The garden teaches you to manage expectations through frequent little failures. For example: Our potatoes last summer were thwarted by the flea beetle. We selected several unique varieties of seed potato from our favorite local garden shop. A few weeks after planting, the potato plants were vigorously growing and we made mental lists of who we would share the bumper harvest with. Almost overnight, a little shiny black beetle invaded the plants, chewed holes in all the leaves, and the entire crop was lost.

The optimists and those with their hearts on their sleeves know well the ache of disappointment whether it is a slow burn, decades in the making, or one of the many little daily let-downs. My girls expected that the first test-carrot of spring would be a monster. No thicker than their thumbs, dealing with the lackluster size of that first carrot was a minor lesson that will hopefully build their resilience for a major broken heart someday.

The garden also provides pleasant surprises. An afternoon rainstorm in summer, the sun blasts back out, and WOW those zucchini grew an inch! Perhaps the balance of success and failure and the pleasure of the entire process make the garden an ideal location to practice getting better at disappointment.
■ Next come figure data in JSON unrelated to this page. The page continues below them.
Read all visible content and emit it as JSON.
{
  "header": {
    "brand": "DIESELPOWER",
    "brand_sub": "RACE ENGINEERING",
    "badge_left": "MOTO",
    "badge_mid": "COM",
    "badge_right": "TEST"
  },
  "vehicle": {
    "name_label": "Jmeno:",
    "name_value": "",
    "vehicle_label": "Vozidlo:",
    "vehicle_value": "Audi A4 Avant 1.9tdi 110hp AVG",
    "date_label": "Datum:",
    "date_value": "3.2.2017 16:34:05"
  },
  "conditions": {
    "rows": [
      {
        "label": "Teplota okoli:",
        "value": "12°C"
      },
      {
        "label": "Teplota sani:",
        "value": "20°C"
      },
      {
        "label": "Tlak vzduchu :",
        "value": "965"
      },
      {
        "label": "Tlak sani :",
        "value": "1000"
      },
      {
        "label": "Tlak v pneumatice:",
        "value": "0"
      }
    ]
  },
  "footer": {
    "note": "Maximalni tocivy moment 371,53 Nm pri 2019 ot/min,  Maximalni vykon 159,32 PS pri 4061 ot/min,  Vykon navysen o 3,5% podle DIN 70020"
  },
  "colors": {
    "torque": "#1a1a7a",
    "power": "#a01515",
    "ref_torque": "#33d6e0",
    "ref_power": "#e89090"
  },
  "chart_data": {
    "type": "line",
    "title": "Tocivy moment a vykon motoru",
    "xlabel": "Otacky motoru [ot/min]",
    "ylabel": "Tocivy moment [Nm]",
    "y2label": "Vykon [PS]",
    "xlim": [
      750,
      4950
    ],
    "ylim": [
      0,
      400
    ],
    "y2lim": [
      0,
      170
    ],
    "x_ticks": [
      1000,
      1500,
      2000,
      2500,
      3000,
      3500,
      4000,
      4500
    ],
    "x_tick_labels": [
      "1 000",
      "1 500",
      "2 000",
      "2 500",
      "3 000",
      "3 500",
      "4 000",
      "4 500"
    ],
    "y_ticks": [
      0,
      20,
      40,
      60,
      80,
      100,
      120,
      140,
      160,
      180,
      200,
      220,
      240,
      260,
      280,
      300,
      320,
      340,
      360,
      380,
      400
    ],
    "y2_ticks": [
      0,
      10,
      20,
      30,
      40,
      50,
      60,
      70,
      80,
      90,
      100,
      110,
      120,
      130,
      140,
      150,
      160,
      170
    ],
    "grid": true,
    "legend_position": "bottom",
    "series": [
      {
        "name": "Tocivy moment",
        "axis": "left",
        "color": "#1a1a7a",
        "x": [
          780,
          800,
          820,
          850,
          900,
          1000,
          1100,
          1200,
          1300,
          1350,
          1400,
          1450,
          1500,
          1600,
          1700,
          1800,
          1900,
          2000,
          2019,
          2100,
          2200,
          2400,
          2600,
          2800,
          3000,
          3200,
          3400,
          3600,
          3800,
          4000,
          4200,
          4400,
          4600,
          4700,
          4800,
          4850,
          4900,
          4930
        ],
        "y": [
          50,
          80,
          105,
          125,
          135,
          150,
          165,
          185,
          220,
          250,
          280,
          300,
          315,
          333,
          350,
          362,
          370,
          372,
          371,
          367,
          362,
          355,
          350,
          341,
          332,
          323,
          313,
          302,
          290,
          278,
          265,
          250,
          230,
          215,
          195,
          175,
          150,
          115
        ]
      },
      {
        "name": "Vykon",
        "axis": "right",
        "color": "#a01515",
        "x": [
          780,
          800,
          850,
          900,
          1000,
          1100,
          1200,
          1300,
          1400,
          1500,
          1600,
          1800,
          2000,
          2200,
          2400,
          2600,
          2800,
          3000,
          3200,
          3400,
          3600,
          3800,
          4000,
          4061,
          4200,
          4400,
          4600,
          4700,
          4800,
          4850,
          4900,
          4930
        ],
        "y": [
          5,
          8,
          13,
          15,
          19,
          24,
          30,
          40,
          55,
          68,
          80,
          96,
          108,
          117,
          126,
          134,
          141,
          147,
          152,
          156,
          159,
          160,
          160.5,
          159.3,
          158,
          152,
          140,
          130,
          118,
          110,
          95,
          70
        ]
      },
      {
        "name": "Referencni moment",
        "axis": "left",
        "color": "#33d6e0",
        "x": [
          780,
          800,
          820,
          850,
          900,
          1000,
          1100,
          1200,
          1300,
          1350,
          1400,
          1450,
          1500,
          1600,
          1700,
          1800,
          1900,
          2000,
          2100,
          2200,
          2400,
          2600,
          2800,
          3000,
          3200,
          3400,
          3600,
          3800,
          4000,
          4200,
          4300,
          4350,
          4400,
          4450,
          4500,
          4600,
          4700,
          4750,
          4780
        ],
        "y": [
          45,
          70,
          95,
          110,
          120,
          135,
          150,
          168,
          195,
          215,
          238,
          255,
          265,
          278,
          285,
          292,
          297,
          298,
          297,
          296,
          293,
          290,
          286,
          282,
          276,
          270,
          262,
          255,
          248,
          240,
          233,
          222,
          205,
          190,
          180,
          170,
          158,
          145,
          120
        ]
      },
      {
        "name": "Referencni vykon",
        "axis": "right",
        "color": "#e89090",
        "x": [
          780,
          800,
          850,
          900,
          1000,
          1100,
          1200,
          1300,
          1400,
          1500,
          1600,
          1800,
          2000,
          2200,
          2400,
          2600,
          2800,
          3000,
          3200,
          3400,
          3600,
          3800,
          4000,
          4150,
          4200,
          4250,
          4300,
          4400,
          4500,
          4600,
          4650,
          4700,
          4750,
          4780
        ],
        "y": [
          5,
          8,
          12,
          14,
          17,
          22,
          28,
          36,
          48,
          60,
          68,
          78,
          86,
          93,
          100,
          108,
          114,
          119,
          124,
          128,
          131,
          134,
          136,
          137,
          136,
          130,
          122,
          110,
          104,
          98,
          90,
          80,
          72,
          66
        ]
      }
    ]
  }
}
On our walk back home in the dark from the dam, I felt his frustration but gave him my take on the experience. The moon had been pretty darn big on the horizon though, and did you see the beautiful golden swirls of light in the clouds? While not totally sold on my optimists' spin, my little star-gazer felt better about the super-moon by the time we were home in the garden. When they were all tucked in and off to dream, I noticed on the kitchen calendar that he had written in a meteor shower in January. I’m hoping for a sky full of zingers, but we’ll take what comes.